In 2004, Burch helped his then-wife launch the Tory Burch fashion label, and served as co-Chairman of the company. He also owned 28.3%, selling half of his shares in December 2012, when the company was estimated to be worth $3.5 billion. In 2008, he established J. Christopher Capital LLC, later renamed Burch Creative Capital. In 2011, he launched C. Wonder, an apparel, accessories and home decor retailer. The launch of this company sparked a bitter and highly-publicized legal battle with Tory Burch; the matter was settled out of court in 2012. In 2015, C. Wonder filed for bankruptcy and closed its stores; soon afterward, the brand was sold to Xcel Brands.

===Real estate===
In 2004, Burch partnered with architect Philippe Starck and hotelier Alan Faena to develop the Faena Hotel+Universe in Buenos Aires. The investment into the building, which was built in 1902 as a grain storage facility, was in excess of $100 million.

In 2006, Burch founded J.B. Christopher, a supplier of construction materials to real estate developers. In 2011, Burch and his partner Austin Hearst completed a $19 million luxury home development in Nantucket.

In 2013, in a partnership with James McBride, Burch acquired the Nihiwatu resort on the Indonesian island of Sumba.

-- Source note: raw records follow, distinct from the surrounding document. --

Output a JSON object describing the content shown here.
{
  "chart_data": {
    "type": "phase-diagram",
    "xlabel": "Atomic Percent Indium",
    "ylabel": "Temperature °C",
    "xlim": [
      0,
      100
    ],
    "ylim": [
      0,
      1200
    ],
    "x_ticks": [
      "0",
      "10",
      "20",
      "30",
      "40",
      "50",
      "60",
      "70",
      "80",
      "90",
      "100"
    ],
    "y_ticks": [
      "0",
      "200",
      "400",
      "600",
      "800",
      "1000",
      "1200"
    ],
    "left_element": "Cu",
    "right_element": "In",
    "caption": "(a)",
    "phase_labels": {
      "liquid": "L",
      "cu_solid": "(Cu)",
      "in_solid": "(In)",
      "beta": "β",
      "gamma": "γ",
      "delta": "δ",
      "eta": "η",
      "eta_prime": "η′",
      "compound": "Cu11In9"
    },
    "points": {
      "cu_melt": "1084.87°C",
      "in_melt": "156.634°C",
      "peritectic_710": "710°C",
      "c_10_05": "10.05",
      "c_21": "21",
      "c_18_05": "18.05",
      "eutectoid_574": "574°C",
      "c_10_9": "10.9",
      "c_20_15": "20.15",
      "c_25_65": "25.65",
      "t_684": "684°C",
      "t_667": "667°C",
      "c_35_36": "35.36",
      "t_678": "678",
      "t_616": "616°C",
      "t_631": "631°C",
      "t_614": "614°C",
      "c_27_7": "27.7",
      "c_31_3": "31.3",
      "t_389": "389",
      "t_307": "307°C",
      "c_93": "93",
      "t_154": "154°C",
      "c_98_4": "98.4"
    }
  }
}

In 2015, after a $30 million investment, the pair opened the resort under the name NIHI.

===Other investments===
In 1993, Burch was a producer for the feature-length romantic comedy film Watch It. He was an early investor in the IPO for Internet Capital Group, and invested in Aliph Technologies, Powermat, and Poppin. In 2014, he led the investment in BaubleBar; that year he also partnered with Ellen DeGeneres to launch her lifestyles collection, ED by Ellen.

He has also been involved with the brands Staud, Voss, Win Brands, Rappi, Danielle Guizio, Solid & Striped, Urbanic, Thursday Boots, SuperOrdinary, Barber Surgeon Guild, and Jawbone

==Personal life==
In 1982, Burch married Susan Cole. They had three daughters and divorced at an unknown date.

In 1996, he married the fashion designer Tory Robinson with whom he had three sons. They divorced in 2006.

Burch is a past president of The Pierre Hotel Co-op Board, and a past board member of Guggenheim Partners, and The Continuum Group.

From 1982 to 1985, Burch sat on the Board of Trustees of his alma mater, Tilton School. In 2013, Burch donated $1.3 million to the school.